Колонна рассыпалась. Солдаты кинулись к густому орешнику в надежде укрыться в его зарослях и переждать начавшуюся бомбёжку.
Мама схватила меня за руку, и мы вместе с отцом почему-то пустились за ней к стогам сена на лугу, зарылись в него с головой, словно спрятались в бункер.
Грузный Пинхас и Селькинеры рысью бежали вслед за красноармейцами к орешнику, чтобы схорониться в гуще низкорослых деревьев или можжевеловых кустах, куда солдаты, расстегивая на ходу ремни, ещё совсем недавно бегали справлять нужду.
До сих пор для меня остаётся неразрешимой загадкой, как моей маме в те гибельные минуты могла прийти в голову счастливая мысль искать защиты не в орешнике, а в чистом поле, в одном из стогов высохшего сена… Её рискованный расчёт на то, что в таком немыслимо уязвимом убежище мы скорее останемся живы, чем в другом месте, полностью оправдался. Отряхиваясь от страха и от пыли, мы вышли из этого стога целые и невредимые. Немецкие асы не тронули ещё не свезённое в риги крестьянское богатство, потому что сочли бессмысленным тратить бомбы не на противника, а на жуков-сеноедов.
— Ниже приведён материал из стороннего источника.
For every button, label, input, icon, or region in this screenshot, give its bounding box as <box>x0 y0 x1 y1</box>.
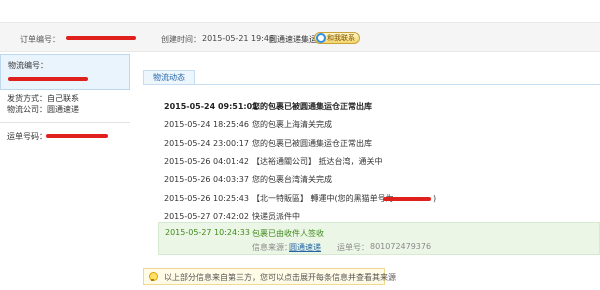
waybill-short-label: 运单号： <box>337 243 369 252</box>
event-close-paren: ) <box>433 193 437 203</box>
info-source-link[interactable]: 圆通速递 <box>289 242 321 253</box>
waybill-value: 801072479376 <box>370 242 432 251</box>
order-info-bar: 订单编号： 创建时间： 2015-05-21 19:46 圆通速递集运 和我联系 <box>0 22 600 52</box>
event-description: 您的包裹已被圆通集运仓正常出库 <box>252 102 372 111</box>
event-time: 2015-05-24 23:00:17 <box>164 138 249 148</box>
event-time: 2015-05-26 04:03:37 <box>164 175 249 185</box>
latest-event-box: 2015-05-27 10:24:33 包裹已由收件人签收 信息来源： 圆通速递… <box>158 222 600 255</box>
ship-method: 发货方式：自己联系 <box>7 94 79 103</box>
created-time-label: 创建时间： <box>161 35 201 44</box>
event-time: 2015-05-27 07:42:02 <box>164 211 249 221</box>
tab-logistics-updates[interactable]: 物流动态 <box>143 70 195 85</box>
wangwang-icon <box>316 33 326 43</box>
event-time: 2015-05-24 09:51:01 <box>164 102 258 111</box>
carrier-name: 圆通速递集运 <box>269 35 317 44</box>
tracking-number-box: 物流编号： <box>0 54 130 90</box>
event-description: 您的包裹上海清关完成 <box>252 120 332 130</box>
waybill-label: 运单号码： <box>7 132 47 141</box>
event-description: 【北一特販區】 轉運中(您的黑猫单号为 <box>252 193 394 203</box>
tracking-number-label: 物流编号： <box>8 61 48 70</box>
waybill-redacted <box>46 134 108 138</box>
shipping-info-panel: 物流编号： 发货方式：自己联系 物流公司：圆通速递 运单号码： <box>0 52 130 290</box>
panel-divider <box>0 122 130 123</box>
event-redacted-number <box>383 196 431 201</box>
tab-underline <box>143 84 600 85</box>
latest-event-desc: 包裹已由收件人签收 <box>252 229 324 238</box>
third-party-notice: 以上部分信息来自第三方，您可以点击展开每条信息并查看其来源 <box>143 268 396 285</box>
event-description: 您的包裹台湾清关完成 <box>252 175 332 185</box>
logistics-company: 物流公司：圆通速递 <box>7 105 79 114</box>
contact-me-button[interactable]: 和我联系 <box>314 32 360 44</box>
bulb-icon <box>148 272 158 282</box>
notice-text: 以上部分信息来自第三方，您可以点击展开每条信息并查看其来源 <box>164 273 396 282</box>
latest-event-time: 2015-05-27 10:24:33 <box>165 228 250 237</box>
info-source-label: 信息来源： <box>252 243 292 252</box>
created-time-value: 2015-05-21 19:46 <box>202 34 275 43</box>
event-description: 您的包裹已被圆通集运仓正常出库 <box>252 138 372 148</box>
contact-me-label: 和我联系 <box>327 34 355 42</box>
event-time: 2015-05-26 04:01:42 <box>164 156 249 166</box>
event-description: 快递员派件中 <box>252 211 300 221</box>
order-number-label: 订单编号： <box>20 35 60 44</box>
event-time: 2015-05-24 18:25:46 <box>164 120 249 130</box>
order-number-redacted <box>66 36 136 40</box>
event-description: 【达裕通關公司】 抵达台湾，通关中 <box>252 156 383 166</box>
event-time: 2015-05-26 10:25:43 <box>164 193 249 203</box>
tracking-number-redacted <box>8 77 88 81</box>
Взрывы бомб долго сотрясали придорожный орешник и заросшие высокой травой овраги.
Немцы хозяйничали в небе, не встречая сопротивления. Кроме винтовок Мосина и автоматов, у отступавших пехотинцев не было никакого подходящего оружия для ответного огня по «юнкерсам» и «месершмиттам». А из винтовки, сколько ни пали, только ворон в орешнике вспугнёшь, да и сам, чего доброго, подставишься, невольно попадёшь под прицел.
Израсходовав весь боезапас и удовлетворившись результатами налёта, лётчики развернули свои машины и покинули небо.
Результаты бомбардировки и впрямь были ужасающими. Треть отступавшей воинской части и примкнувших к ней беженцев на развороченную дорогу не вернулась.